OWN CORRESPONDENTS, Cape Town | Saturday
THE Cape Town High Court has dismissed an amnesty application by the rightwing killers of South African Communist Party leader and liberation hero Chris Hani, saying they had failed to disclose all the facts surrounding the assassination.
Lawyers for Janusz Walus and Clive Derby Lewis, who are serving life sentences for the murder, had asked the court to reverse a decision by the Truth and Reconciliation Commission (TRC) not to grant them amnesty.
But a full bench of the court ruled that the pair had not consulted anyone when formulating their assassination plans, nor had they intended to be caught or claim responsibility in public.
The hugely popular Hani was gunned down outside his Johannesburg home on April 10, 1993, a year before the country’s first all-race elections.
Walus and Derby Lewis were sentenced to death but this was commuted to life in prison after South Africa scrapped the death sentence.

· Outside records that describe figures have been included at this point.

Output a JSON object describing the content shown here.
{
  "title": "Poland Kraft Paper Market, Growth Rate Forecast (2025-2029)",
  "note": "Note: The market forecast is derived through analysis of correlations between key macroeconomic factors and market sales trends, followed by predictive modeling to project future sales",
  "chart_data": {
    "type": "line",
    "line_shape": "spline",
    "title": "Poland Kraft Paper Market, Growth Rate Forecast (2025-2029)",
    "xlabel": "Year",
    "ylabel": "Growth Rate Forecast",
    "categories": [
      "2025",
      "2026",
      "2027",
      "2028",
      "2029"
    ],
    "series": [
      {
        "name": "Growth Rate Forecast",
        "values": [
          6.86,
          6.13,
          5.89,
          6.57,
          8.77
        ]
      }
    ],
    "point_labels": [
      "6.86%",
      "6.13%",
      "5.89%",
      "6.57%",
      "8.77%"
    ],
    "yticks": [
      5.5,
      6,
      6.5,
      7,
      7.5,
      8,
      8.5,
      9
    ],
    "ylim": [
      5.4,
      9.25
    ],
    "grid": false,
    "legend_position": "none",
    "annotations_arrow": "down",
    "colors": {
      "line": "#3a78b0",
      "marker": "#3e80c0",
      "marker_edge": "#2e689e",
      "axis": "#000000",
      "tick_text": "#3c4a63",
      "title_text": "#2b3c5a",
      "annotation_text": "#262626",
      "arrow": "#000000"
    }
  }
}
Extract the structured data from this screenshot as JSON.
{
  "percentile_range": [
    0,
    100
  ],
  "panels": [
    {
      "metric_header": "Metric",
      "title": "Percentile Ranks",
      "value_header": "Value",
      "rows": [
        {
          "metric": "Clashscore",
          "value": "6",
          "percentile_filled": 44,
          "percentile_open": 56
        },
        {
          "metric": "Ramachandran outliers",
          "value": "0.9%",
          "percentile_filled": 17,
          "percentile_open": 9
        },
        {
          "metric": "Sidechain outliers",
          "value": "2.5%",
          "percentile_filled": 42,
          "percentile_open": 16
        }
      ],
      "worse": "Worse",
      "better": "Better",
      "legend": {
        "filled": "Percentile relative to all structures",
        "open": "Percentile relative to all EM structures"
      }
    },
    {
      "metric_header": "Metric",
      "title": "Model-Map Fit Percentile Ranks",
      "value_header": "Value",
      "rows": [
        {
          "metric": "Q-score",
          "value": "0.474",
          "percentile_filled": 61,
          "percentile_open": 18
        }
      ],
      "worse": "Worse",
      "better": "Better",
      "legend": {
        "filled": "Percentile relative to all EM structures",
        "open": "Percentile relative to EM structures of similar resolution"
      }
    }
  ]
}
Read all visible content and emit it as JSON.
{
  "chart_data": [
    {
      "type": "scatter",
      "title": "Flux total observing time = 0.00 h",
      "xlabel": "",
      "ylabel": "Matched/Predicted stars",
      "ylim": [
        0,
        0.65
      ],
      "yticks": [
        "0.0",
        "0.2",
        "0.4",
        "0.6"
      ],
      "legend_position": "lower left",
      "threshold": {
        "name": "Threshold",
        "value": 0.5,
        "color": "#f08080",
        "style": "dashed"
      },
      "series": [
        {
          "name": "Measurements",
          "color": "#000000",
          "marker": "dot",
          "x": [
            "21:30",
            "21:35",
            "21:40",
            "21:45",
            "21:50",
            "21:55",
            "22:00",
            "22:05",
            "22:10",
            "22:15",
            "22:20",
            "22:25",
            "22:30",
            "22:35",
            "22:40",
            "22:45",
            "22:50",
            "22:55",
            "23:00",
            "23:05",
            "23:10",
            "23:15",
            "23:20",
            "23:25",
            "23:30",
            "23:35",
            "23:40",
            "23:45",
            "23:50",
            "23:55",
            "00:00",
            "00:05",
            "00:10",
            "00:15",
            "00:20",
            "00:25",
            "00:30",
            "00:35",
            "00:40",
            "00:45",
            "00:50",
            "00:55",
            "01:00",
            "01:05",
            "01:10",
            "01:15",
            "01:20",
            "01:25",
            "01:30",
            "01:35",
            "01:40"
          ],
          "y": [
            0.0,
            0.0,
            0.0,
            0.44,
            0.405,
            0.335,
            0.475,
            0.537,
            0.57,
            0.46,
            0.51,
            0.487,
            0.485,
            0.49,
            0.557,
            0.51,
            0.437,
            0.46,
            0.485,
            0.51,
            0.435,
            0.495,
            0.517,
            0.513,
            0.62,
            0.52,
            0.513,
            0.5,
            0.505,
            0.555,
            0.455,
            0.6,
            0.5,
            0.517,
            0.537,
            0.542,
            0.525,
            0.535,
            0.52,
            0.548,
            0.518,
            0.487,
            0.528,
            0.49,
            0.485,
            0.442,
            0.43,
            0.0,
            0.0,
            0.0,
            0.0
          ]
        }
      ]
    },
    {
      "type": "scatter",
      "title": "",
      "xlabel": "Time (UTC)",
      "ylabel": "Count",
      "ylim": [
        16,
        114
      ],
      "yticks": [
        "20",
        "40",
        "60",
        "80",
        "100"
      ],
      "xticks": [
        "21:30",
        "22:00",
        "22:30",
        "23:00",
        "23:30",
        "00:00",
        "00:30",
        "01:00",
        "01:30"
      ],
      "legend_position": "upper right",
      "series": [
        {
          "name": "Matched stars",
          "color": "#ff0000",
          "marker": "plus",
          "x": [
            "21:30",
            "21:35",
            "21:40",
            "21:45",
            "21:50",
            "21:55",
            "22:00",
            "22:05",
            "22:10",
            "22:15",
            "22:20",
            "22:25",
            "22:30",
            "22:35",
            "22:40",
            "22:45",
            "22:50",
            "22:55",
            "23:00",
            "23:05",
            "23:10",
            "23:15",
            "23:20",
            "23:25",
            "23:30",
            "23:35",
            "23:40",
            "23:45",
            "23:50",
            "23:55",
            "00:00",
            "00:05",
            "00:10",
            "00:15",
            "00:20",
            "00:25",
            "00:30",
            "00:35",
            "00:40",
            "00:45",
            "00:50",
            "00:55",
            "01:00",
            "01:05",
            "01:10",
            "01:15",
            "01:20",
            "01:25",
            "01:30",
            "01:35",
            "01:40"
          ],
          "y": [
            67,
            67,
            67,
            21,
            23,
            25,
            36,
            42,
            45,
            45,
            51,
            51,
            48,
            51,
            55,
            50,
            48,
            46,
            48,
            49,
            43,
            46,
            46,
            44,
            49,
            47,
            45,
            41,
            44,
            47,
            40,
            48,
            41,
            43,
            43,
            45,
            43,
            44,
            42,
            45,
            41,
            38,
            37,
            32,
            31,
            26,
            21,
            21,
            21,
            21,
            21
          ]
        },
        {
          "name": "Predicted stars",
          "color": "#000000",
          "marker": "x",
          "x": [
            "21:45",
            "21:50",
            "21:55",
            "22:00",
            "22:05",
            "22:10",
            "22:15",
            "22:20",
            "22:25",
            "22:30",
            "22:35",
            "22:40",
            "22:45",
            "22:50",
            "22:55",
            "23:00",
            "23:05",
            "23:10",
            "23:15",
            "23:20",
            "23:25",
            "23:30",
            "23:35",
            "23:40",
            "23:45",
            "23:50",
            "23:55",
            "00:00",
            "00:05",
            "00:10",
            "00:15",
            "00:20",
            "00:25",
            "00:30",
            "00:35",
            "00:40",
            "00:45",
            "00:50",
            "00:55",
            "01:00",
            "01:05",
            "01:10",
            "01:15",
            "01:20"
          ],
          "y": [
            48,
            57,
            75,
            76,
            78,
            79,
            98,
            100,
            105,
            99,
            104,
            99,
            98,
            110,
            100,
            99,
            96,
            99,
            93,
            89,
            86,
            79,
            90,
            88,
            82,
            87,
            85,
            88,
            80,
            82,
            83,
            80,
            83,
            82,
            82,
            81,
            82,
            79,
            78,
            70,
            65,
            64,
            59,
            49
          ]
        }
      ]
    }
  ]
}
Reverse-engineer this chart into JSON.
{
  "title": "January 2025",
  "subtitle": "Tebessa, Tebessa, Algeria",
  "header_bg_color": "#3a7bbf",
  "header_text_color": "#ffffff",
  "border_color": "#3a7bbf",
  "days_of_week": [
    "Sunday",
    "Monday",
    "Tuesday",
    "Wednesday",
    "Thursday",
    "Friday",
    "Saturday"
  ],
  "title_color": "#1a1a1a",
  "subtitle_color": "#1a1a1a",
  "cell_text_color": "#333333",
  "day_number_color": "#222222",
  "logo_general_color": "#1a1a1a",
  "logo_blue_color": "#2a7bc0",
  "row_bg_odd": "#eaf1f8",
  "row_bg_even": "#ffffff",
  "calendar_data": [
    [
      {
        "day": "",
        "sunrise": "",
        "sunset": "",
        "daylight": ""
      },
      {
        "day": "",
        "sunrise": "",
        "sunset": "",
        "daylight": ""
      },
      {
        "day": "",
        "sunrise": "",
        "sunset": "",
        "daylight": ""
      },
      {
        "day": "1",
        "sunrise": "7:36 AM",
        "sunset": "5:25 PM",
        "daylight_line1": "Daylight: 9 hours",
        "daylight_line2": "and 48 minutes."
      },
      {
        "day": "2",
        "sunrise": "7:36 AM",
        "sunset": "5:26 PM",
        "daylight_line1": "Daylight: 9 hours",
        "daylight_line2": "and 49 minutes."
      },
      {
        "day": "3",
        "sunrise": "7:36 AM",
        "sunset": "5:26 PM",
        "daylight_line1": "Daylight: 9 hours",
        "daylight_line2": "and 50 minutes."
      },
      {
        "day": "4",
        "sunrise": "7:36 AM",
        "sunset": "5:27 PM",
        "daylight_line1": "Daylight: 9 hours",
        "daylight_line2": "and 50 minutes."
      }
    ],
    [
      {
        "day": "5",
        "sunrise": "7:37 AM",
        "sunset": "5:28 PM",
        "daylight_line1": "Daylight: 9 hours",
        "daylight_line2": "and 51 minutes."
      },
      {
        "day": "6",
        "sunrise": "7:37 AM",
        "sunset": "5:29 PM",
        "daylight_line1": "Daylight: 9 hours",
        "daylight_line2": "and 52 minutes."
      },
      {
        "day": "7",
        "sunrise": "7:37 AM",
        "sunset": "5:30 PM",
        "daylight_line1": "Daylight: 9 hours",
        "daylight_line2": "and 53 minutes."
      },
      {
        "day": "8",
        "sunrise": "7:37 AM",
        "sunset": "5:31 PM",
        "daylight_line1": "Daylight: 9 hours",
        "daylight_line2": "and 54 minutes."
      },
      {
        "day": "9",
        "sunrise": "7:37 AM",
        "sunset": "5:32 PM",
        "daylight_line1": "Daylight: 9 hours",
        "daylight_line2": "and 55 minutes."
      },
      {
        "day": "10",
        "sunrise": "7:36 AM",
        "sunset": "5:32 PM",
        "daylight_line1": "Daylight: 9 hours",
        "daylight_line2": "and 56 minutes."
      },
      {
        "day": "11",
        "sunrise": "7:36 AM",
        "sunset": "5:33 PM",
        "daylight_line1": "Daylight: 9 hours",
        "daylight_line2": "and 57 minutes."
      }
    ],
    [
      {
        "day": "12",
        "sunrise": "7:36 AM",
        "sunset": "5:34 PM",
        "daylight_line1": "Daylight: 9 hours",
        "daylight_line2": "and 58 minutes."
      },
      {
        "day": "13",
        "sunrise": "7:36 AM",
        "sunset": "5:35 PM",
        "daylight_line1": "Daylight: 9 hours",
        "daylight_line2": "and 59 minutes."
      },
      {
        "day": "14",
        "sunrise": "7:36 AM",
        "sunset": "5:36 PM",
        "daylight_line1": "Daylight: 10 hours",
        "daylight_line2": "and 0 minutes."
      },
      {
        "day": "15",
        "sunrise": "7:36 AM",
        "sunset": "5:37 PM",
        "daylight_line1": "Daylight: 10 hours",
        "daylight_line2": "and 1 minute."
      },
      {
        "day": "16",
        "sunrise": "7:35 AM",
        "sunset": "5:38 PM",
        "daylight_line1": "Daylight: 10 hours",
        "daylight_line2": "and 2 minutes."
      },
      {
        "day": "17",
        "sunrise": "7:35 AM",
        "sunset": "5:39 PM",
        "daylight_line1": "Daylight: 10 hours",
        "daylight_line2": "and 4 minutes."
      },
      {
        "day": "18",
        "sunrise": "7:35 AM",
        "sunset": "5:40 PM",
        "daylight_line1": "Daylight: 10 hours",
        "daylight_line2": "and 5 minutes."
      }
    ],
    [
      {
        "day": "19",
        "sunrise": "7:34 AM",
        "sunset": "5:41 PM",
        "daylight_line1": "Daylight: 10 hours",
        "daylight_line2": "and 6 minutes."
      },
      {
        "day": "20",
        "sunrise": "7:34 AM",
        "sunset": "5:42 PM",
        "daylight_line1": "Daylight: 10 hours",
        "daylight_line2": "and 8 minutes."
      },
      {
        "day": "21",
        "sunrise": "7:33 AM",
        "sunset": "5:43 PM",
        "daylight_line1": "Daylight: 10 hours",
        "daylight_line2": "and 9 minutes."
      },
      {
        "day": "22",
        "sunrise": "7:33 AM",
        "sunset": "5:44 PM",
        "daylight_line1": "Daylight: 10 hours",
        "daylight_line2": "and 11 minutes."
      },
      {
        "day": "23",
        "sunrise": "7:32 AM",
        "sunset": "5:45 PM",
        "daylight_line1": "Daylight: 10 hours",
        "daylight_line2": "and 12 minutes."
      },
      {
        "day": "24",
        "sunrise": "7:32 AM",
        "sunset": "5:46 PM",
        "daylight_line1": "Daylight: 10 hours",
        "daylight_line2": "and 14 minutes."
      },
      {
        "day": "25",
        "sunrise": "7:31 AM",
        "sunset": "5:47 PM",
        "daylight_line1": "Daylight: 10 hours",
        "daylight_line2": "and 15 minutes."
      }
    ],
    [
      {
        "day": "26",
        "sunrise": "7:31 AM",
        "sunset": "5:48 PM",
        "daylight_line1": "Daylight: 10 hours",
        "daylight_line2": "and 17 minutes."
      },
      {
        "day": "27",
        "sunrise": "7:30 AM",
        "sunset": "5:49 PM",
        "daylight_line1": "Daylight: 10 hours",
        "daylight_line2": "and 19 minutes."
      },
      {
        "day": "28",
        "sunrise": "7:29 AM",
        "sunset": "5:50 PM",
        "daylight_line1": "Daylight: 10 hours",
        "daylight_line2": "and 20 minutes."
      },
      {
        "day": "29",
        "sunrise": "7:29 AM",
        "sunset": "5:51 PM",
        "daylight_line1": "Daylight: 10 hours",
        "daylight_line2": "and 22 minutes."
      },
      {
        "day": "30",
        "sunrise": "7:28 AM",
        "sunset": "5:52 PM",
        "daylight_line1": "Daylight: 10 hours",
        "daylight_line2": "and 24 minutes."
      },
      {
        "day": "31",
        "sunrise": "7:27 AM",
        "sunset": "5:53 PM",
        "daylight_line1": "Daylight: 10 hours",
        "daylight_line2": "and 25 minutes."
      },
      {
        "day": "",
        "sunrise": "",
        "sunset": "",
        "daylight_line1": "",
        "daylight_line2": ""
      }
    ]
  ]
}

The TRC – which can pardon crimes if the applicants make a full disclosure of their crime and prove that it was politically motivated – turned down their amnesty application in April 1999.
Walus and Derby Lewis claimed that they had killed Hani to save South Africa from a communist onslaught, but the Conservative Party denied ordering the murder.
The party has, however, funded the cost of the court application, as it had all the legal costs of Walus and Derby Lewis so far.
CP leader Ferdi Hartzenberg said it was unfair for them to remain in jail while the TRC had given amnesty to leftwing radicals who killed American student Amy Biehl and massacred church-goers in Cape Town before the 1994 polls.